Bu arada yazmazsam içimde kalacak;film öncesinde izletilen reklamlarda hem sinirim bozuldu hemde üzüldüm.Recep İvedik adındaki filmdeki sözlerin nasıl bu kadar insana komik geldiğine gerçekten şaşırıyorum.Galiba mizah denince cinsellikten ve argodan farklı birşey algılayan,zeka ürünü olması gerektiğine inanan çok az kişi var.Çok mu önyargılıyım bilmiyorum ama ben gözümüze gözümüze sokulan fragmanlardan bile rahatsız olmaya başladım. Uzun bir süre daha "Komedi Dükkanı"nın eski bölümlerini seyretmeye devam edeceğim sanırım:)
Kaydol:
Kayıt Yorumları (Atom)
4 yorum:
Tam Sarıkamış'la ilgili ciddi ciddi bir şeyler yazmaya başlayacaktım, son paragraftaki Recep İvedik eleştrileri ve Komedi Dükkânı sözleri güldürdü beni.:)
Uzunca bir sürdir gerçekten öyle, argo, belden aşağısı muhabbeti, ya da türkçe'yi eğip büken, dil olmaktan çıkaran replikler 'komik' anlayışımız olmuş. Ben de Komedi Dükkânını komedi alanında dikkate değer buluyorum.

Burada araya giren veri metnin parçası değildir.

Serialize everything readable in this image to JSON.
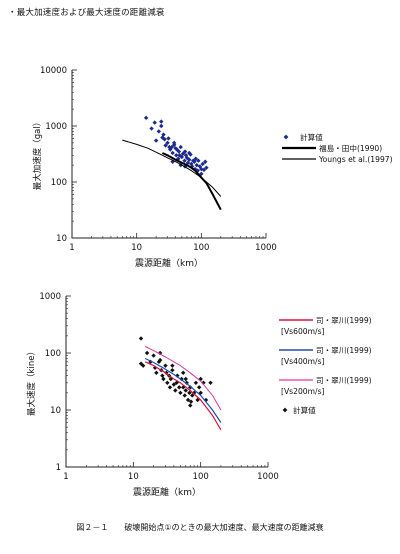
{
  "heading": "・最大加速度および最大速度の距離減衰",
  "caption": "図２－１　　破壊開始点①のときの最大加速度、最大速度の距離減衰",
  "chart_data": [
    {
      "type": "scatter",
      "ylabel": "最大加速度（gal）",
      "xlabel": "震源距離（km）",
      "xscale": "log",
      "yscale": "log",
      "xlim": [
        1,
        1000
      ],
      "ylim": [
        10,
        10000
      ],
      "xticks": [
        "1",
        "10",
        "100",
        "1000"
      ],
      "yticks": [
        "10",
        "100",
        "1000",
        "10000"
      ],
      "grid": false,
      "legend_position": "right",
      "legend": [
        {
          "label": "計算値",
          "kind": "marker",
          "color": "#1b2a8c"
        },
        {
          "label": "福島・田中(1990)",
          "kind": "line",
          "color": "#000000",
          "width": 2
        },
        {
          "label": "Youngs et al.(1997)",
          "kind": "line",
          "color": "#000000",
          "width": 1
        }
      ],
      "series": [
        {
          "name": "計算値",
          "kind": "points",
          "color": "#1b2a8c",
          "x": [
            14,
            17,
            19,
            22,
            24,
            25,
            20,
            26,
            28,
            27,
            30,
            32,
            31,
            33,
            35,
            36,
            38,
            40,
            41,
            42,
            44,
            45,
            46,
            48,
            50,
            52,
            55,
            56,
            58,
            60,
            62,
            65,
            68,
            70,
            72,
            75,
            78,
            80,
            85,
            88,
            90,
            95,
            100,
            105,
            110,
            120,
            48,
            38,
            65,
            82,
            24,
            36,
            56,
            100,
            115
          ],
          "y": [
            1400,
            900,
            1150,
            800,
            1000,
            620,
            550,
            700,
            450,
            580,
            500,
            420,
            600,
            380,
            420,
            330,
            460,
            400,
            300,
            380,
            260,
            350,
            300,
            420,
            280,
            320,
            240,
            350,
            300,
            270,
            220,
            250,
            310,
            210,
            190,
            240,
            230,
            170,
            200,
            160,
            240,
            190,
            170,
            210,
            165,
            180,
            200,
            500,
            330,
            260,
            1200,
            230,
            190,
            140,
            230
          ]
        },
        {
          "name": "福島・田中(1990)",
          "kind": "curve",
          "color": "#000000",
          "width": 2,
          "x": [
            25,
            30,
            40,
            50,
            60,
            70,
            80,
            100,
            120,
            150,
            200
          ],
          "y": [
            330,
            300,
            250,
            220,
            200,
            180,
            160,
            120,
            95,
            60,
            32
          ]
        },
        {
          "name": "Youngs et al.(1997)",
          "kind": "curve",
          "color": "#000000",
          "width": 1,
          "x": [
            6,
            10,
            15,
            20,
            30,
            40,
            50,
            70,
            100,
            150,
            200
          ],
          "y": [
            560,
            470,
            400,
            340,
            270,
            230,
            200,
            160,
            120,
            80,
            55
          ]
        }
      ]
    },
    {
      "type": "scatter",
      "ylabel": "最大速度（kine）",
      "xlabel": "震源距離（km）",
      "xscale": "log",
      "yscale": "log",
      "xlim": [
        1,
        1000
      ],
      "ylim": [
        1,
        1000
      ],
      "xticks": [
        "1",
        "10",
        "100",
        "1000"
      ],
      "yticks": [
        "1",
        "10",
        "100",
        "1000"
      ],
      "grid": false,
      "legend_position": "right",
      "legend": [
        {
          "label": "司・翠川(1999)",
          "label2": "[Vs600m/s]",
          "kind": "line",
          "color": "#d9163a",
          "width": 1.2
        },
        {
          "label": "司・翠川(1999)",
          "label2": "[Vs400m/s]",
          "kind": "line",
          "color": "#1b4fb5",
          "width": 1.2
        },
        {
          "label": "司・翠川(1999)",
          "label2": "[Vs200m/s]",
          "kind": "line",
          "color": "#e0389a",
          "width": 1
        },
        {
          "label": "計算値",
          "label2": "",
          "kind": "marker",
          "color": "#111111"
        }
      ],
      "series": [
        {
          "name": "計算値",
          "kind": "points",
          "color": "#111111",
          "x": [
            13,
            14,
            16,
            18,
            20,
            21,
            22,
            24,
            25,
            26,
            27,
            28,
            30,
            31,
            32,
            34,
            35,
            36,
            38,
            40,
            42,
            44,
            45,
            48,
            50,
            52,
            55,
            58,
            60,
            62,
            65,
            68,
            70,
            72,
            75,
            80,
            85,
            90,
            95,
            100,
            110,
            120,
            13,
            25,
            38,
            55,
            70,
            100,
            140,
            60
          ],
          "y": [
            180,
            60,
            100,
            70,
            90,
            55,
            45,
            70,
            100,
            50,
            40,
            35,
            60,
            45,
            30,
            40,
            25,
            35,
            50,
            28,
            22,
            30,
            40,
            25,
            20,
            35,
            25,
            18,
            22,
            30,
            15,
            20,
            25,
            14,
            18,
            20,
            30,
            15,
            25,
            20,
            30,
            15,
            65,
            75,
            60,
            45,
            12,
            35,
            30,
            35
          ]
        },
        {
          "name": "司・翠川(1999) [Vs600m/s]",
          "kind": "curve",
          "color": "#d9163a",
          "width": 1.2,
          "x": [
            15,
            20,
            30,
            40,
            50,
            70,
            100,
            150,
            200
          ],
          "y": [
            70,
            60,
            45,
            35,
            30,
            22,
            15,
            8,
            4.5
          ]
        },
        {
          "name": "司・翠川(1999) [Vs400m/s]",
          "kind": "curve",
          "color": "#1b4fb5",
          "width": 1.2,
          "x": [
            15,
            20,
            30,
            40,
            50,
            70,
            100,
            150,
            200
          ],
          "y": [
            80,
            68,
            52,
            42,
            35,
            26,
            18,
            10,
            6
          ]
        },
        {
          "name": "司・翠川(1999) [Vs200m/s]",
          "kind": "curve",
          "color": "#e0389a",
          "width": 1,
          "x": [
            15,
            20,
            30,
            40,
            50,
            70,
            100,
            150,
            200
          ],
          "y": [
            130,
            110,
            85,
            70,
            60,
            45,
            32,
            18,
            10
          ]
        }
      ]
    }
  ]
}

Film eleştirisine gelince, sevindim. Demek bu alanda iyi sayılabilecek bir şeyler yapılmış sonunda. Bundan iki sene önce doğu gezisi esnasında(ki yaz dönemiydi) Sarıkamış'ta şehitler anıtının olduğu yerde arabamızı durdurup kısa bir mola vermiştik, bir yandan rehberimizden Sarıkamış hikayesini dinlerken. Yazın tam ortasında o kadar soğuktu ki ve o kadar rüzgarlı, gencecik çocukların kışın en deli zamanlarında orada nasıl yaşayabildiklerini aklım almıyordu. Hazin bir son elbette ve o kadar gurur verici. Filmi dvd'ye düşer düşmez izleyeceğim tavsiyenizi dikkate alıp.
Bu arada AYNA'yla ilgili yazınızı da okumak isterim, umarım kelime oyuncularına katıldığınızı unutmamışsınızdır.;)
Sevgiler...
O kadar sinirlendim ki yazmadan duramadım o filmle ilgili düşüncelerimi.2 gündür net bağlantım kesikti.Yoksa yazım hazır.Hemen ekliyorum:)
120'yle alakalı yorumuna katılıyorum, okulla gittik bu filme ve maalesef konusu ne kadar hassas olsa da film beklentilerimiz altında kaldı. Recep İvedik ise sadece bir dönem popüler olan filmlerden bence. Tamamıyla boş.